A hack / workaround if searching for multiple variations is very important.
Define which fields in the DB are searchable (e.g ProductTitle, ProductDescription)
Before saving these fields in the DB, replace each space (or consecutive spaces by a placeholder e.g "%")
Search the DB for variation matches employing the placeholder
Do the reverse process when displaying these fields on your site (i.e replace placeholder with space)
Alternatively you can enable regex matching for your users (meaning they can define a regex either explicitly or let your app build one from their search term). But it is slower and probably error-prone to do it this way
After looking into everything, I have settled for using SQL's FREETEXT full-text search. Its not ideal, or accurate, but for now it will have to do.
My answer is probably inadequate but do you have any scenarios which wont be addressed by query below.
SELECT *
FROM dbo.Products
WHERE ProductTitle LIKE '%black%friday%' OR
ProductDescription LIKE '%black%friday%'

CONTAINSTABLE adding 'of*' returns no results

I have a containstable query on SQL server 2008:
SELECT contacts.*, [Rank] FROM
CONTAINSTABLE(Contacts, SearchName, '("department*") AND ("work*")') tmp
JOIN contacts on contacts.contactid = tmp.[key]
WHERE contacts.deleted = 0
This returns 1 result as expected, however if the user has entered "of" in their search criteria the query returns no results:
SELECT contacts.*, [Rank] FROM
CONTAINSTABLE(Contacts, SearchName, '("department*") AND ("of*") AND ("work*")') tmp
JOIN contacts on contacts.contactid = tmp.[key]
WHERE contacts.deleted = 0
The full name of the contact record is "department of work and pensions".
The same happens if the user includes "and" in their search. Why are these words breaking the query and is there a way around it or do i have to strip out the words before executing the search?
You need to learn about stop words. These are explained well in the documentation.
The short explanation, though, is that all full text engines keep a list of words that are not indexed. Prominent among these words are things like "of", "the", and similar non-content containing words. Of course, you can configure the server to actually recognize these words. And this is very important in some applications: stop words happen to be very useful when trying to determine the language of a document.
In any case, the word "of" is in the stop word list. So it is not indexed and you cannot find it using CONTAINSTABLE. If you need to search for it, you can implement your own custom stop word list and rebuild the index.

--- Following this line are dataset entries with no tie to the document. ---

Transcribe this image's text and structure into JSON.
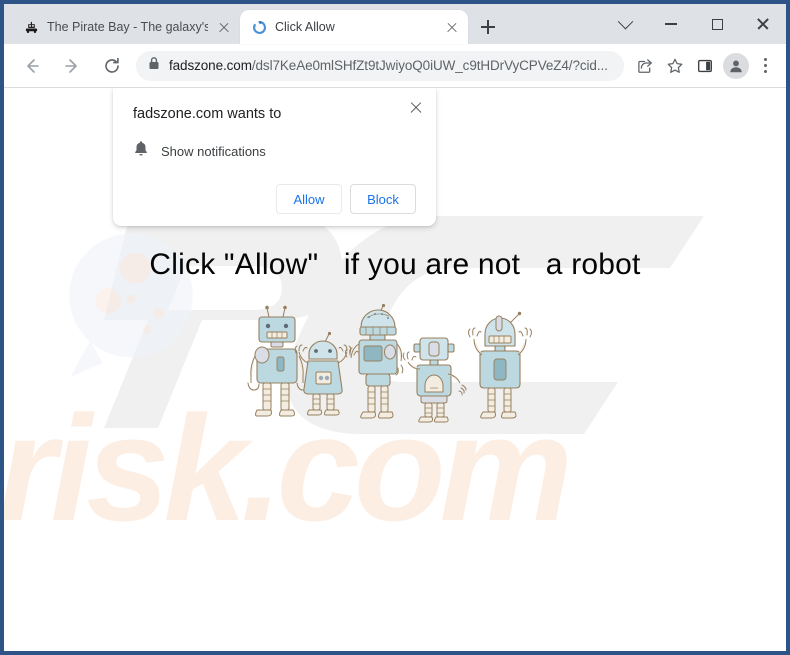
{
  "browser": {
    "tabs": [
      {
        "title": "The Pirate Bay - The galaxy's mo",
        "favicon": "pirate-ship-icon",
        "active": false
      },
      {
        "title": "Click Allow",
        "favicon": "chrome-reload-icon",
        "active": true
      }
    ],
    "new_tab_label": "+",
    "window_controls": {
      "tab_search": "chevron-down-icon",
      "minimize": "minimize-icon",
      "maximize": "maximize-icon",
      "close": "close-icon"
    },
    "toolbar": {
      "back": "back-arrow-icon",
      "forward": "forward-arrow-icon",
      "reload": "reload-icon",
      "lock": "lock-icon",
      "url_host": "fadszone.com",
      "url_path": "/dsl7KeAe0mlSHfZt9tJwiyoQ0iUW_c9tHDrVyCPVeZ4/?cid...",
      "url_full": "fadszone.com/dsl7KeAe0mlSHfZt9tJwiyoQ0iUW_c9tHDrVyCPVeZ4/?cid...",
      "share": "share-icon",
      "bookmark": "star-icon",
      "side_panel": "side-panel-icon",
      "profile": "profile-avatar-icon",
      "menu": "three-dot-menu-icon"
    }
  },
  "dialog": {
    "title": "fadszone.com wants to",
    "permission_icon": "bell-icon",
    "permission_label": "Show notifications",
    "allow_label": "Allow",
    "block_label": "Block",
    "close_icon": "close-icon"
  },
  "page": {
    "heading": "Click \"Allow\"   if you are not   a robot",
    "image_alt": "five-cartoon-robots",
    "watermark_top": "PC",
    "watermark_bottom": "risk.com"
  },
  "colors": {
    "frame_border": "#2d5387",
    "tab_strip": "#dee1e6",
    "omnibox_bg": "#f1f3f4",
    "accent_blue": "#1a73e8",
    "text_primary": "#202124",
    "text_secondary": "#5f6368",
    "watermark_gray": "#f0f0f0",
    "watermark_peach": "#fdeee4",
    "robot_body": "#b9d6de",
    "robot_outline": "#9c8164"
  }
}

SQL Server CONTAINS with digits gives no results

I have a database table which is full-text indexed and i use the CONTAINS-function to perform a search-query on it.
When I do:
SELECT * FROM Plants WHERE CONTAINS(Plants.Description, '"Plant*" AND "one*"');
I get back all correct results matching a description with the words "Plant" and "one".
Some plant are named like "Plant 1", "Plant 2" etc. and this is the problem.
When i do this, i get no results:
SELECT * FROM Plants WHERE CONTAINS(Plants.Description, '"Plant*" AND "1*"');
Anyone know why?
There is a list of commonly-used words that are not indexed in a keyword search, such as "and" and "the".
I believe the text "1" also appears in that list. Therefore it doesn't appear in the index, and can't be found with the CONTAINS clause.
If I recall correctly, there is an admin interface to allow you to edit that list of common words. I tried editing it once, a few years ago, and I recall having trouble telling the difference after I did.
Daan is correct. you need another * before the 1. Placing wildcards either side of a search term searches the entire string for the search term regardless of its position.